Please note that every month that you miss payment, lenders share the information with the credit bureau. This does not only happen once you’ve defaulted.
What affects my credit score, and how can I maintain credit health?
The biggest influence on your credit score is how you manage your accounts, and whether you pay your accounts on time. To maintain your credit health, do the following:
- Make on-time payments for your loans wherever possible. Try to resume your repayments, even if only partial payments.
- Talk to your lender(s) as soon as possible if you can’t make your repayments. Lenders are generally willing to listen and work out an arrangement with you. Keeping quiet or avoiding your lender does not help.
Who views my credit report, and why?
When you apply for credit – like a personal loan, a mobile loan, a car loan, mortgage or a new credit card – banks and lenders will access your credit report as one of the factors to assess if you’re suitable for credit. Other companies that may view your profile include insurance companies, landlords, trade credit providers, leasing companies and even employers. But they need to get your permission first.

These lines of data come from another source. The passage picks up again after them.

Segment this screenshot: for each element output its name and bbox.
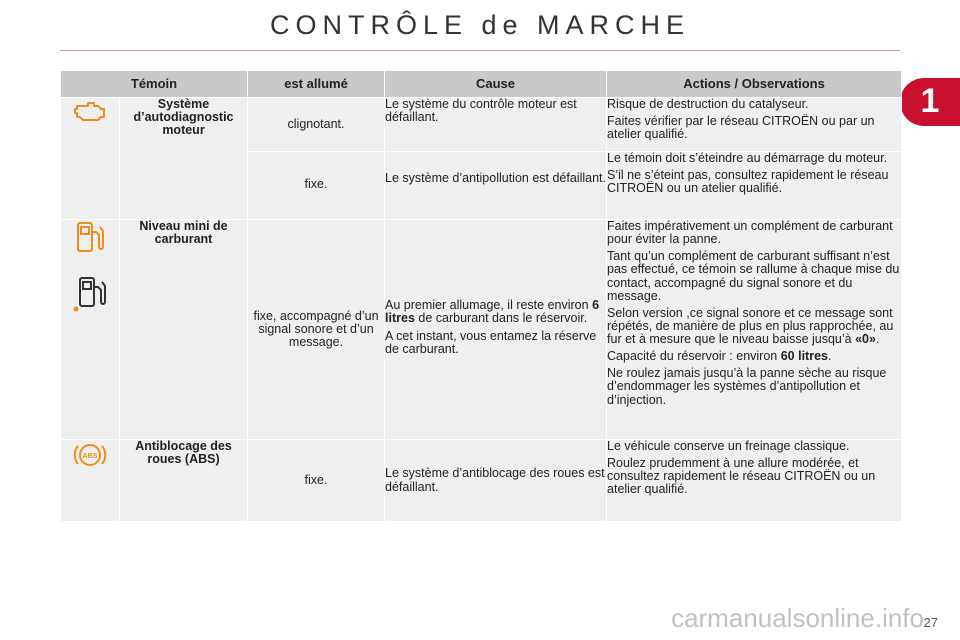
chapter-tab[interactable] (900, 78, 960, 126)
engine-actions-1 (607, 98, 902, 152)
fuel-reserve-volume: 6 litres (385, 298, 600, 326)
fuel-pump-icon (61, 220, 119, 257)
engine-name: Système d’autodiagnostic moteur (120, 98, 248, 220)
abs-icon (73, 453, 107, 473)
action-line: Risque de destruction du catalyseur. (607, 97, 809, 111)
action-line: Faites impérativement un complément de carburant pour éviter la panne. (607, 219, 893, 247)
action-line: Le véhicule conserve un freinage classique. (607, 439, 850, 453)
engine-icon-cell (61, 98, 120, 220)
table-header-row (61, 71, 902, 98)
action-line: Capacité du réservoir : environ 60 litres. (607, 349, 832, 364)
action-line: Faites vérifier par le réseau CITROËN ou par un atelier qualifié. (607, 114, 875, 142)
action-line: S’il ne s’éteint pas, consultez rapidement le réseau CITROËN ou un atelier qualifié. (607, 168, 889, 196)
abs-state: fixe. (248, 440, 385, 522)
fuel-icon-cell (61, 220, 120, 440)
abs-name: Antiblocage des roues (ABS) (120, 440, 248, 522)
fuel-pump-low-icon (61, 275, 119, 316)
watermark: carmanualsonline.info (671, 603, 924, 633)
fuel-cause-line: Au premier allumage, il reste environ 6 litres de carburant dans le réservoir. (385, 298, 600, 326)
warning-lights-table (60, 70, 902, 522)
page-title: CONTRÔLE de MARCHE (269, 10, 691, 40)
fuel-actions (607, 220, 902, 440)
table-row (61, 440, 902, 522)
engine-warning-icon (73, 113, 107, 127)
fuel-state: fixe, accompagné d’un signal sonore et d’un message. (248, 220, 385, 440)
header-est-allume: est allumé (248, 71, 385, 98)
title-divider (60, 50, 900, 51)
action-line: Roulez prudemment à une allure modérée, et consultez rapidement le réseau CITROËN ou un atelier qualifié. (607, 456, 876, 497)
action-line: Selon version ,ce signal sonore et ce message sont répétés, de manière de plus en plus rapprochée, au fur et à mesure que le niveau baisse jusqu’à «0». (607, 305, 894, 346)
action-line: Le témoin doit s’éteindre au démarrage du moteur. (607, 151, 888, 165)
engine-state-1: clignotant. (248, 98, 385, 152)
page-number: 27 (923, 615, 938, 630)
table-row (61, 98, 902, 152)
action-line: Ne roulez jamais jusqu’à la panne sèche au risque d’endommager les systèmes d’antipollution et d’injection. (607, 366, 887, 407)
engine-state-2: fixe. (248, 152, 385, 220)
engine-cause-1: Le système du contrôle moteur est défaillant. (385, 98, 607, 152)
header-temoin: Témoin (61, 71, 248, 98)
svg-text:ABS: ABS (82, 453, 98, 460)
abs-actions (607, 440, 902, 522)
engine-actions-2 (607, 152, 902, 220)
fuel-cause (385, 220, 607, 440)
fuel-cause-line: A cet instant, vous entamez la réserve de carburant. (385, 328, 597, 356)
abs-cause: Le système d’antiblocage des roues est défaillant. (385, 440, 607, 522)
header-cause: Cause (385, 71, 607, 98)
abs-icon-cell (61, 440, 120, 522)
chapter-number: 1 (920, 82, 940, 120)
header-actions: Actions / Observations (607, 71, 902, 98)
table-row (61, 220, 902, 440)
action-line: Tant qu’un complément de carburant suffisant n’est pas effectué, ce témoin se rallume à chaque mise du contact, accompagné du signal sonore et du message. (607, 249, 900, 303)
engine-cause-2: Le système d’antipollution est défaillant. (385, 152, 607, 220)
fuel-name: Niveau mini de carburant (120, 220, 248, 440)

How do I access my credit report?
You can get your free credit report once every 12 months from TransUnion. Just download TransUnion’s Nipashe which is available on Google Play Store or simply SMS your full name to 21272 and follow the instructions.
Who do I speak to if I want to dispute items listed on my credit report?
Consumers who regularly check their credit report are in a better position to make sure their report accurately reflects their credit history and behaviour. If you find a mistake, such as payments marked late when you paid on time or negative information that’s out of date, lodging a dispute is easy. Simply contact either TransUnion on +254 768 262 495, firstname.lastname@example.org or the credit bureau you got your credit report from. Provide as much supporting documentation as possible, like receipts or evidence of payment. TransUnion will investigate and respond within the legislated 30 working day period.